Ihr alle wart schon einmal im Museum und habt Euch Bilder und Skulpturen angeschaut. Und ja, es ist (vielleicht) keine große Kunst, ein paar Äpfel auf ’ne Leinwand zu bringen und das Ganze groß auszustellen. Im Sinne von Meditation und der Schulung Eurer Wahrnehmung hat das Museum jedoch einen Vorteil: Man schaut neu und anders hin. Was alltäglich ist, wird durch den Rahmen eines Bildes zum Objekt, dem man etwas mehr Zeit und Wohlwollen schenkt.

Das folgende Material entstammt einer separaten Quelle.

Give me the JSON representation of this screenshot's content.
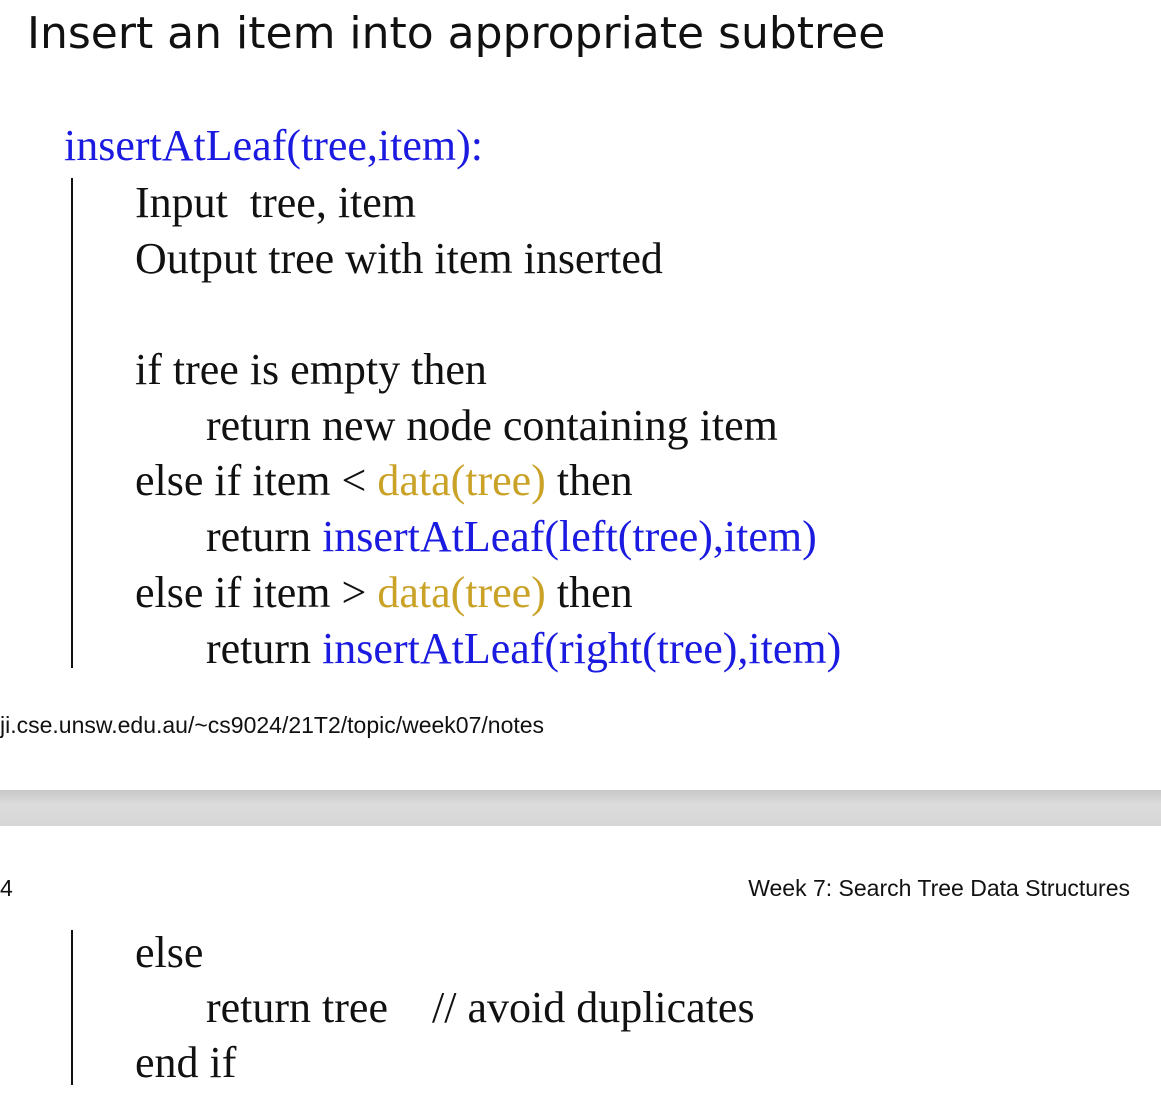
{
  "slide": {
    "title": "Insert an item into appropriate subtree"
  },
  "code": {
    "signature": "insertAtLeaf(tree,item):",
    "input_line": "Input  tree, item",
    "output_line": "Output tree with item inserted",
    "if_empty": "if tree is empty then",
    "return_new": "return new node containing item",
    "else_if_less_kw": "else if item < ",
    "data_tree": "data(tree)",
    "then_kw": " then",
    "return_kw": "return ",
    "insert_left_call": "insertAtLeaf(left(tree),item)",
    "else_if_greater_kw": "else if item > ",
    "insert_right_call": "insertAtLeaf(right(tree),item)"
  },
  "footer": {
    "url": "ji.cse.unsw.edu.au/~cs9024/21T2/topic/week07/notes"
  },
  "next_page": {
    "page_number": "4",
    "header": "Week 7: Search Tree Data Structures",
    "else_line": "else",
    "return_tree": "return tree    // avoid duplicates",
    "end_if": "end if"
  }
}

Und genau DAS löst unser Problem mit der Metta Meditation und der Blende bei unserem Fotoobjektiv. Metta-Meditation ist weder die Makro-, noch die Landschaftsaufnahme, noch irgendein Mittelding. Metta Meditation ist der Rahmen, mit dem Ihr das fertige Bild an die Wand hängt. Der Euch und andere Personen einlädt, genauer hinzusehen.

Um mehr zu erkennen. Und dabei zu merken, dass letztlich alle glücklich, gesund und liebevoll durchs Leben gehen möchten. Die Frau an der Kasse. Sogar der Erzfeind aus dem Schützenverein. Mögen wir es ihm gönnen!